La bataille pour la deuxième place du championnat du monde des constructeurs 2025 s’intensifie. À l’aube du Grand Prix de Singapour, la Scuderia Ferrari voit Mercedes lui passer devant au classement après le Grand Prix d’Azerbaïdjan. Avec un regain de forme évident, l’équipe dirigée par Toto Wolff n’hésite pas à mettre la pression sur les Rouges. Décryptage d’un combat stratégique au cœur d’une fin de saison haletante.

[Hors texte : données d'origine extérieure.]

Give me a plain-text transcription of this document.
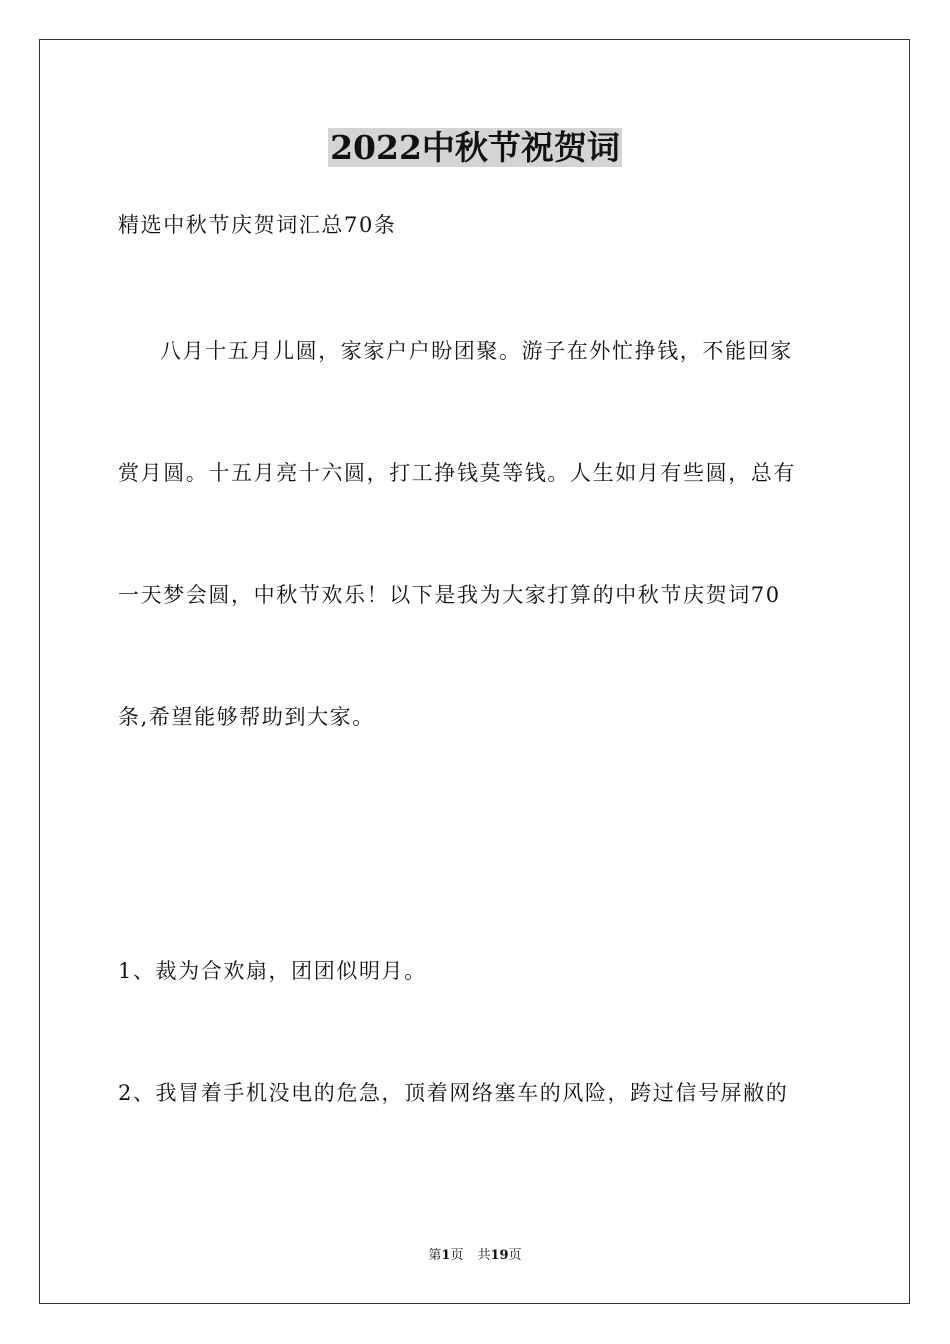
2022中秋节祝贺词
精选中秋节庆贺词汇总70条
八月十五月儿圆，家家户户盼团聚。游子在外忙挣钱，不能回家
赏月圆。十五月亮十六圆，打工挣钱莫等钱。人生如月有些圆，总有
一天梦会圆，中秋节欢乐！以下是我为大家打算的中秋节庆贺词70
条,希望能够帮助到大家。
1、裁为合欢扇，团团似明月。
2、我冒着手机没电的危急，顶着网络塞车的风险，跨过信号屏敝的
第1页 共19页
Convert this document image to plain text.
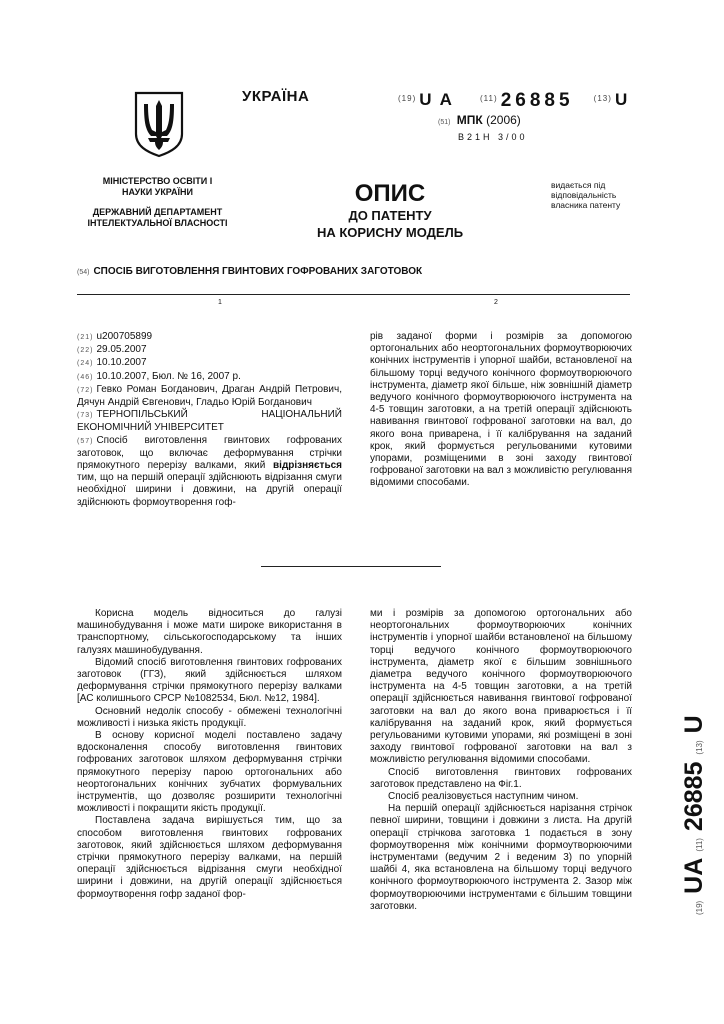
УКРАЇНА	(19) UA	(11) 26885	(13) U
(51) МПК (2006)
B21H 3/00
МІНІСТЕРСТВО ОСВІТИ І НАУКИ УКРАЇНИ
ДЕРЖАВНИЙ ДЕПАРТАМЕНТ ІНТЕЛЕКТУАЛЬНОЇ ВЛАСНОСТІ
ОПИС
ДО ПАТЕНТУ
НА КОРИСНУ МОДЕЛЬ
видається під відповідальність власника патенту
(54) СПОСІБ ВИГОТОВЛЕННЯ ГВИНТОВИХ ГОФРОВАНИХ ЗАГОТОВОК
1	2
(21) u200705899
(22) 29.05.2007
(24) 10.10.2007
(46) 10.10.2007, Бюл. № 16, 2007 р.
(72) Гевко Роман Богданович, Драган Андрій Петрович, Дячун Андрій Євгенович, Гладьо Юрій Богданович
(73) ТЕРНОПІЛЬСЬКИЙ НАЦІОНАЛЬНИЙ ЕКОНОМІЧНИЙ УНІВЕРСИТЕТ
(57) Спосіб виготовлення гвинтових гофрованих заготовок, що включає деформування стрічки прямокутного перерізу валками, який відрізняється тим, що на першій операції здійснюють відрізання смуги необхідної ширини і довжини, на другій операції здійснюють формоутворення гоф-

рів заданої форми і розмірів за допомогою ортогональних або неортогональних формоутворюючих конічних інструментів і упорної шайби, встановленої на більшому торці ведучого конічного формоутворюючого інструмента, діаметр якої більше, ніж зовнішній діаметр ведучого конічного формоутворюючого інструмента на 4-5 товщин заготовки, а на третій операції здійснюють навивання гвинтової гофрованої заготовки на вал, до якого вона приварена, і її калібрування на заданий крок, який формується регульованими кутовими упорами, розміщеними в зоні заходу гвинтової гофрованої заготовки на вал з можливістю регулювання відомими способами.

Корисна модель відноситься до галузі машинобудування і може мати широке використання в транспортному, сільськогосподарському та інших галузях машинобудування.

Відомий спосіб виготовлення гвинтових гофрованих заготовок (ГГЗ), який здійснюється шляхом деформування стрічки прямокутного перерізу валками [АС колишнього СРСР №1082534, Бюл. №12, 1984].

Основний недолік способу - обмежені технологічні можливості і низька якість продукції.

В основу корисної моделі поставлено задачу вдосконалення способу виготовлення гвинтових гофрованих заготовок шляхом деформування стрічки прямокутного перерізу парою ортогональних або неортогональних конічних зубчатих формувальних інструментів, що дозволяє розширити технологічні можливості і покращити якість продукції.

Поставлена задача вирішується тим, що за способом виготовлення гвинтових гофрованих заготовок, який здійснюється шляхом деформування стрічки прямокутного перерізу валками, на першій операції здійснюється відрізання смуги необхідної ширини і довжини, на другій операції здійснюється формоутворення гофр заданої фор-

ми і розмірів за допомогою ортогональних або неортогональних формоутворюючих конічних інструментів і упорної шайби встановленої на більшому торці ведучого конічного формоутворюючого інструмента, діаметр якої є більшим зовнішнього діаметра ведучого конічного формоутворюючого інструмента на 4-5 товщин заготовки, а на третій операції здійснюється навивання гвинтової гофрованої заготовки на вал до якого вона приварюється і її калібрування на заданий крок, який формується регульованими кутовими упорами, які розміщені в зоні заходу гвинтової гофрованої заготовки на вал з можливістю регулювання відомими способами.

Спосіб виготовлення гвинтових гофрованих заготовок представлено на Фіг.1.

Спосіб реалізовується наступним чином.

На першій операції здійснюється нарізання стрічок певної ширини, товщини і довжини з листа. На другій операції стрічкова заготовка 1 подається в зону формоутворення між конічними формоутворюючими інструментами (ведучим 2 і веденим 3) по упорній шайбі 4, яка встановлена на більшому торці ведучого конічного формоутворюючого інструмента 2. Зазор між формоутворюючими інструментами є більшим товщини заготовки.	(19) UA (11) 26885 (13) U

Une Mercedes revigorée déjoue les attentes
Depuis la reprise post-trêve estivale, Mercedes a enclenché une spirale positive. Grâce à une meilleure compréhension de sa W16 – notamment dans sa gestion pneumatique et ses performances sur circuits sinueux – l’écurie allemande a marqué 54 points, contre seulement 26 pour Ferrari. Un chiffre qui reflète une tendance lourde : la confiance est revenue chez les Flèches d’Argent, tandis que la Scuderia commence à douter.
Toto Wolff, dans une déclaration officielle relayée par Mercedes-AMG F1 via son site officiel, ne cache pas l’ambition de l’équipe : « Si nous étions ravis de retrouver le podium la dernière fois et de remonter à la deuxième place du championnat des constructeurs, nous savons à quel point le plateau est compétitif. Nous devons nous assurer de donner le meilleur de nous-mêmes chaque week-end si nous voulons obtenir de nouveaux résultats positifs et conserver notre position au classement. »
Une clarté stratégique qui tranche avec les incertitudes persistantes chez Ferrari. Depuis le dernier podium de Charles Leclerc au GP d’Espagne, les week-ends difficiles s’enchaînent pour la Scuderia. Loin d’être absents en rythme pur, les hommes de Frédéric Vasseur peinent néanmoins à concrétiser, souvent pénalisés par des choix stratégiques discutables et une fiabilité encore perfectible.
Le GP de Singapour, tournant crucial pour Ferrari ?
Marina Bay représente un défi technique de taille : tracé urbain, températures extrêmes, et sécurité en tout premier plan avec un taux élevé d’interventions de la Safety Car. Dans ce contexte, Ferrari peut espérer reprendre l’ascendant, sa SF-24 ayant régulièrement montré une belle efficacité en haute adhérence avec des réglages à fort appui. En 2024 déjà, Charles Leclerc s’y était qualifié en première ligne. Mais l’intention ne suffit pas : il faudra des résultats.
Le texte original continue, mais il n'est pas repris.